By Emery Styron, River Hills Traveler
My wife stopped at our backyard garden Saturday afternoon, noticed the green onions were about eight inches tall, and pulled six or eight out of the ground to go with supper.
That got me thinking about the way we eat these days. The onions were savory and delicious and the only thing on the table that night that didn’t pass through way too many hands and processes on the way to our stomachs.
This morning, I had a simple breakfast: Granola from a bag inside a box, cranberry juice from a plastic bottle, yogurt from a plastic container with a foil seal and an orange. There was a pile of waste when I finished. Only the orange peels were biodegradable. Had I eaten at a fast-food restaurant there would have been a paper bag, napkin, plastic tableware, etc. to dispose of, too.
Things have gotten way to complicated. It’s so much more tasty and satisfying to pull an onion out of the ground, wash it off and eat it than to buy a bag of them at the store, not knowing what they’ve been fertilized or sprayed with, or how many hands have touched them, or how much petroleum it took to produce them.
We’ve gotten too far from those basics in our thinking and in the way our food is produced.

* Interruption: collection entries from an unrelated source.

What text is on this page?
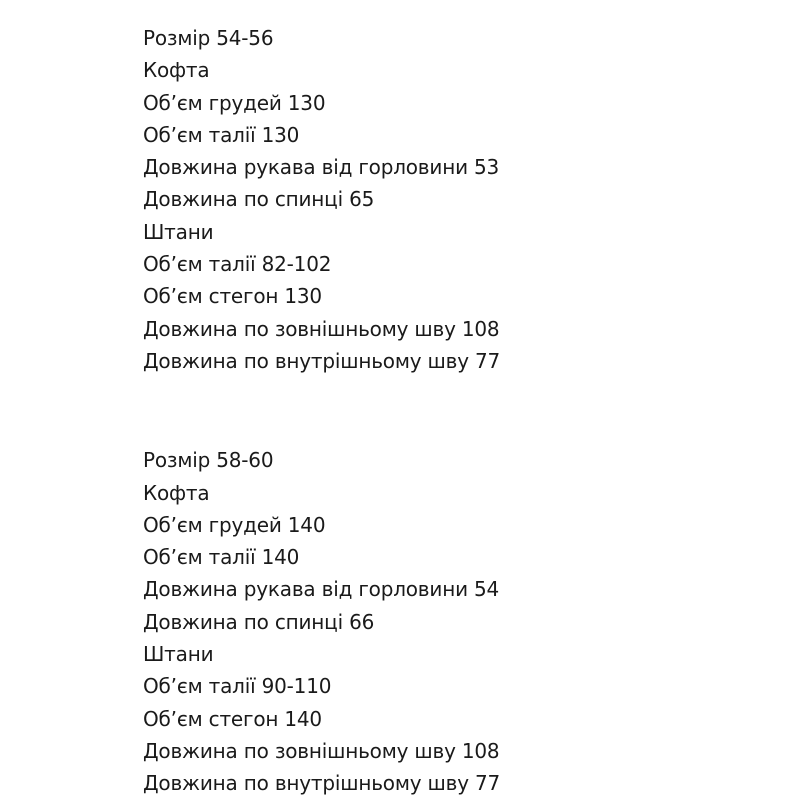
Розмір 54-56
Кофта
Об’єм грудей 130
Об’єм талії 130
Довжина рукава від горловини 53
Довжина по спинці 65
Штани
Об’єм талії 82-102
Об’єм стегон 130
Довжина по зовнішньому шву 108
Довжина по внутрішньому шву 77
Розмір 58-60
Кофта
Об’єм грудей 140
Об’єм талії 140
Довжина рукава від горловини 54
Довжина по спинці 66
Штани
Об’єм талії 90-110
Об’єм стегон 140
Довжина по зовнішньому шву 108
Довжина по внутрішньому шву 77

Many people don’t associate chicken nuggets with walking, squawking birds or hambugers with bawling, ornery cattle. Nuggets are a manufactured, chickenish product made from birds that may have never set foot or beak on real soil. Burgers and steaks, despite their more rugged image, come mostly from confined feeding operations. Processed food tastes even worse when you think about how it is produced.
How do we get back to the basics? Hunting or fishing is one way. You kill an animal and you eat what you can. What you can’t eat you return to the soil or leave for other animals. There will be some packaging, storage, transportation, etc., but those can be minimized if you do your hunting and fishing close to home.
Foraging is another way. This is the time of year when morel-hunters enjoy nature’s bounty. I have good memories of taking my wife blackberry-picking in southwest Missouri years ago when she was nine-months pregnant. We drove the car close up against the loaded roadside bushes near Shoal Creek and she filled her lap with luscious berries.
Gardening also shortens the food chain and feels good. I don’t know why I feel so proud of a crop of tomatoes or onions. I only watch. Nature does most of the work.
There’s no trip to the store. No plastic bag to recycle. No preservatives or pesticides to worry about unless you put them on yourself. There are weeds to pull and bugs to pick off, but that’s part of the fun.
Next best thing is to buy at a farmer’s market or hook up with a local farmer whose practices you know.
Those are some of my thoughts on food. What are you eating and thinking?